Para convencer policiais, procuradores e juiz, o marqueteiro, chamado de Patinhas na juventude pela fértil originalidade de letrista de música popular, na passagem de sucesso pelo jornalismo e na maturidade de publicitário milionário, decidiu abrir o bico como um “canário” da Máfia da Sicília em Chicago. E o faz de maneira cínica, idêntica à usada para inventar a torpe falsidade de um Brasil irreal de pleno emprego, redução da pobreza crônica e competente e honesta gestão dos recursos públicos. Tudo isso foi pago com o fruto do maior assalto desarmado aos cofres públicos da História, que levou à beira da falência a maior estatal do País.

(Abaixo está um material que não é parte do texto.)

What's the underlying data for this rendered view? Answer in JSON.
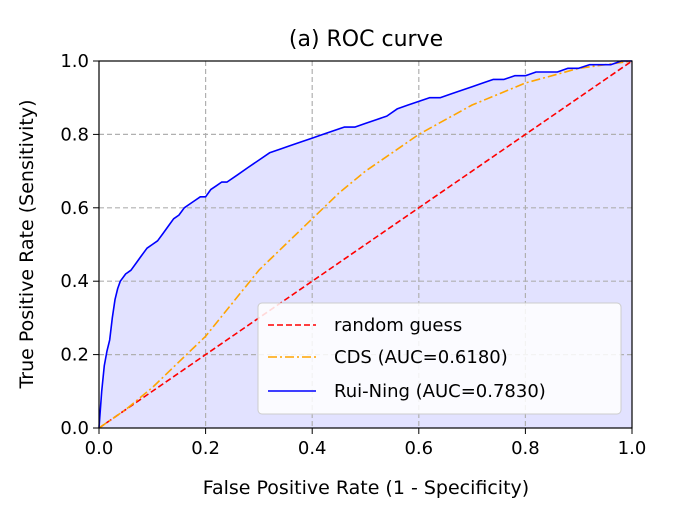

Joãozinho Patinhas teve o desplante de confessar ao juiz que mentiu em depoimento anterior, após se entregar desembarcando do Caribe, “para não destruir a Presidência”, uma aparente expressão de lealdade. Mas que, na verdade, continha, de um lado, o compromisso com a força-tarefa de comprometê-la. E, de outro, a ameaça de que se dispunha a “cantar”, como um vil delator mafioso, que Dilma disse desprezar. “Eu, que ajudei de certa maneira a eleição dela, não seria a pessoa que iria destruir a Presidência, trazer um problema. Nessa época já iniciava o processo de impeachment, mas ainda não havia nada aberto, e sabia que isso poderia gerar um grave problema até para o próprio Brasil”, depôs.

A primeira versão de “Tucano” (nome da cidade baiana onde ele nasceu, adotado como codinome nas planilhas do banco de propinas da Odebrecht) não se sustentava nas próprias pernas: segundo a narrativa, o dinheiro depositado em suas contas teria sido ganho em campanhas no exterior e o pago pelo PT foi sempre legal.

A história atual, endossada por Mônica Moura, é mais lógica: em 21 de julho, o casal admitiu ter recebido no caixa 2 US$ 4,5 milhões para quitar uma dívida da campanha de Dilma em 2010. Naquela mesma quinta-feira, o engenheiro Zwi Skornicki, tido pela força-tarefa da Lava Jato como operador de propina do esquema da Petrobrás (dito petrolão), contou ao juiz Sergio Moro ter depositado, de 2013 a 2014, em conta do casal no exterior US$ 4,5 milhões para saldar parte de uma dívida que o PT lhe ficou devendo durante a campanha.

O valor coincide, mas não o recurso ao “caixa 2”, conversa mole de estelionatário confesso, que sempre doura a pílula, tentando desviar a acusação para alguma infração menor. Assim fazem quaisquer flagrados em crime mais grave. Deixo ao atento leitor a decisão sobre a quem dar fé: quem pagou ou quem recebeu a bolada?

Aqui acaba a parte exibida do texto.